Mary Rose was a lot more serious and quite creepy than the others, which made it stand out to me as well. It tells the story about a girl visiting Scotland as a small child and disappearing when her father takes her to an island in the middle of a loch. About a week later she shows up again, in the same spot where he’d left her, apparently none the worse for wear and with no idea of what had happened to her. The family resolves not to speak of it and she grows up.

Time passes and Mary Rose gets married. All is going well until she convinces her husband to take her to Scotland to the place she visited as a child. Once again she winds up vanishing, but this time it’s twenty-five years before she shows up again. It’s sort of a story about being snatched by fairies, without ever actually referring to them as such, and reading it in bed at night made it feel decidedly more creepy.

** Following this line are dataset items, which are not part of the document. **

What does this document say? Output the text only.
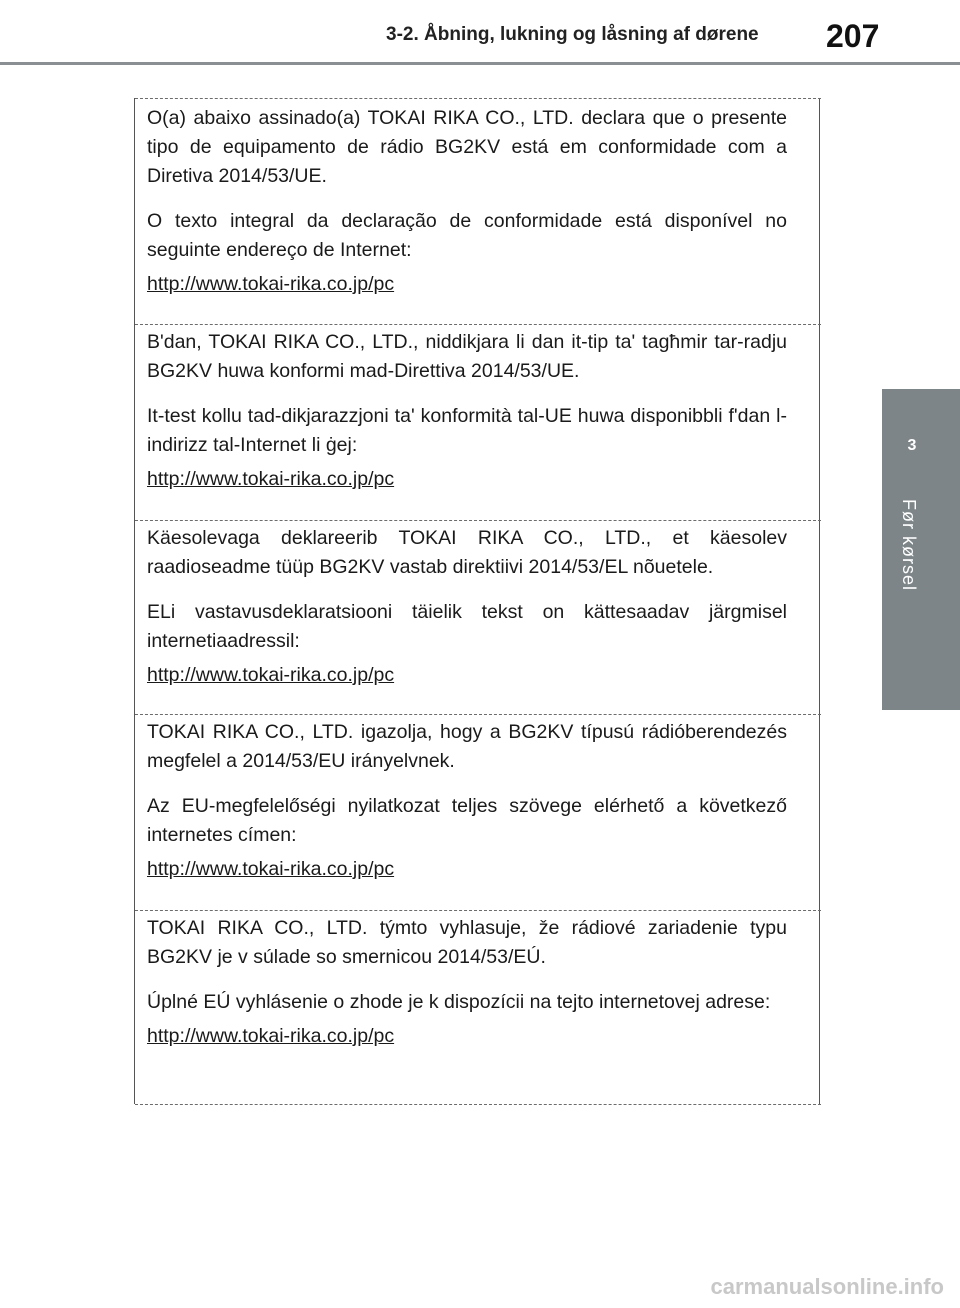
3-2. Åbning, lukning og låsning af dørene 207
3
Før kørsel

O(a) abaixo assinado(a) TOKAI RIKA CO., LTD. declara que o presente tipo de equipamento de rádio BG2KV está em conformidade com a Diretiva 2014/53/UE.

O texto integral da declaração de conformidade está disponível no seguinte endereço de Internet:

http://www.tokai-rika.co.jp/pc

B'dan, TOKAI RIKA CO., LTD., niddikjara li dan it-tip ta' tagħmir tar-radju BG2KV huwa konformi mad-Direttiva 2014/53/UE.

It-test kollu tad-dikjarazzjoni ta' konformità tal-UE huwa disponibbli f'dan l-indirizz tal-Internet li ġej:

http://www.tokai-rika.co.jp/pc

Käesolevaga deklareerib TOKAI RIKA CO., LTD., et käesolev raadioseadme tüüp BG2KV vastab direktiivi 2014/53/EL nõuetele.

ELi vastavusdeklaratsiooni täielik tekst on kättesaadav järgmisel internetiaadressil:

http://www.tokai-rika.co.jp/pc

TOKAI RIKA CO., LTD. igazolja, hogy a BG2KV típusú rádióberendezés megfelel a 2014/53/EU irányelvnek.

Az EU-megfelelőségi nyilatkozat teljes szövege elérhető a következő internetes címen:

http://www.tokai-rika.co.jp/pc

TOKAI RIKA CO., LTD. týmto vyhlasuje, že rádiové zariadenie typu BG2KV je v súlade so smernicou 2014/53/EÚ.

Úplné EÚ vyhlásenie o zhode je k dispozícii na tejto internetovej adrese:

http://www.tokai-rika.co.jp/pc
carmanualsonline.info
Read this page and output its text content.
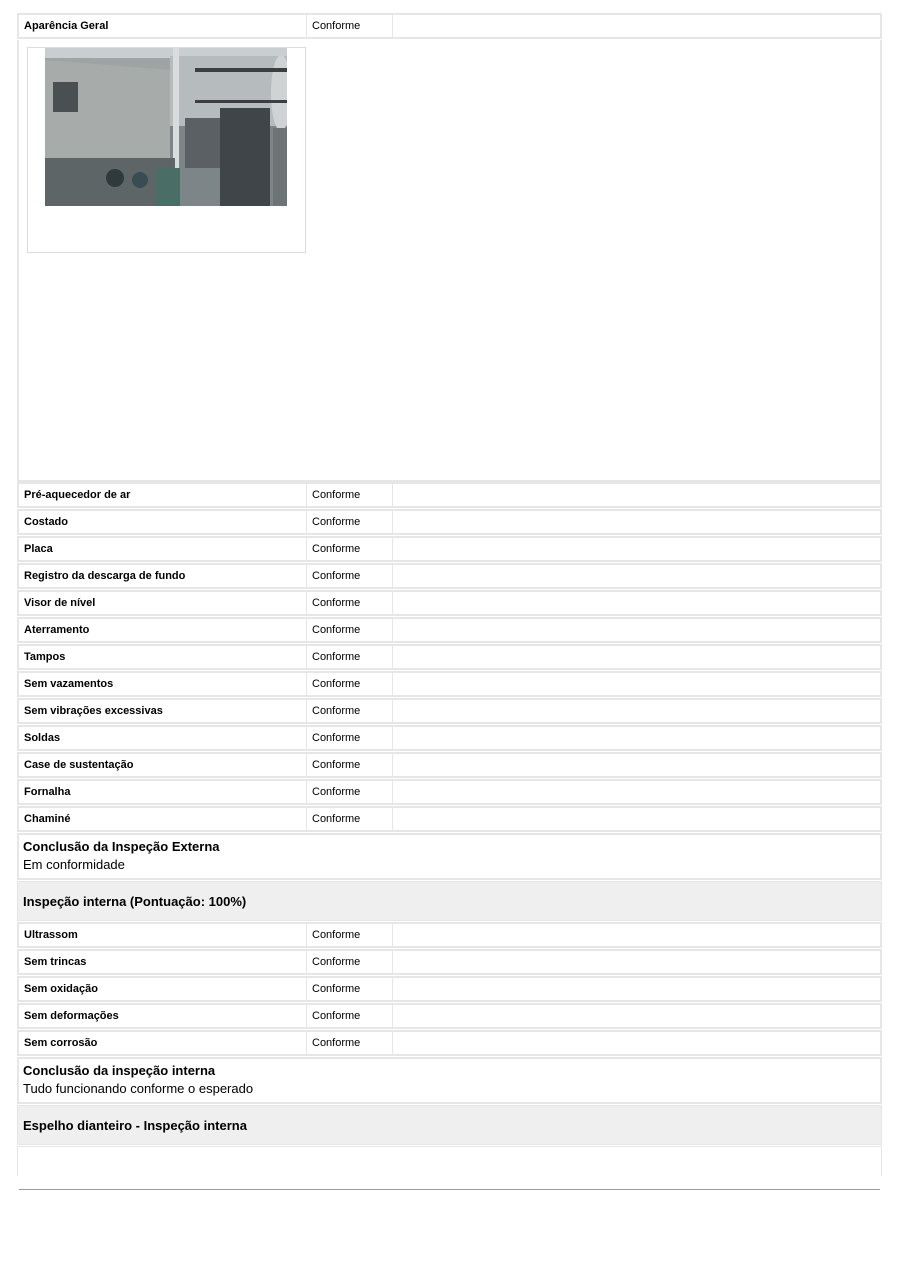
Aparência Geral	Conforme
Pré-aquecedor de ar	Conforme
Costado	Conforme
Placa	Conforme
Registro da descarga de fundo	Conforme
Visor de nível	Conforme
Aterramento	Conforme
Tampos	Conforme
Sem vazamentos	Conforme
Sem vibrações excessivas	Conforme
Soldas	Conforme
Case de sustentação	Conforme
Fornalha	Conforme
Chaminé	Conforme
Conclusão da Inspeção Externa
Em conformidade
Inspeção interna (Pontuação: 100%)
Ultrassom	Conforme
Sem trincas	Conforme
Sem oxidação	Conforme
Sem deformações	Conforme
Sem corrosão	Conforme
Conclusão da inspeção interna
Tudo funcionando conforme o esperado
Espelho dianteiro - Inspeção interna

Almost all of the plays, with the exception of Mary Rose, had lots of funny bits and I could almost picture them being played out on stage. Having been in the local drama group I found myself mentally casting people I’d been in the group with as different characters. I could really imagine us doing What Every Woman Knows or perhaps even The Admirable Crichton and I found it really easy to imagine those on stage.

Only ever having seen Peter Pan in the Disney version, and the snippets in Finding Neverland, I found it really hard to picture it as being performed on the stage. I think it’s partly due to the stage directions being so complicated and quite technologically advanced for the time when it was written (dual level sets, people flying, a fairy who takes the form of a light, a house being build around a character on the stage), it made it difficult to picture exactly how all of that would be done in a theatre. I’d love to see if performed live to see whether my imagined version of it was close to the real life one.

I was also surprised by how prosey the text was. Most of my experience of plays has come from playwrights like Shakespeare, Marlowe and Webster so I’m used to that style of writing. A lot of the stage directions, particularly in Peter Pan but also in the other plays, read almost like part of a short story. I imagine those bits might have been narrated or at least printed in the programme because they give huge amounts of backstory without actually having any real way of portraying them on the stage.

From that respect I’m glad that I went as far as to read the whole book because otherwise I might have thought that style was something that was unique to Peter Pan, whereas in reality I think that it’s something which is unique to Barrie. Although I suppose that before I could properly comment on that I’d have to read some more of his works.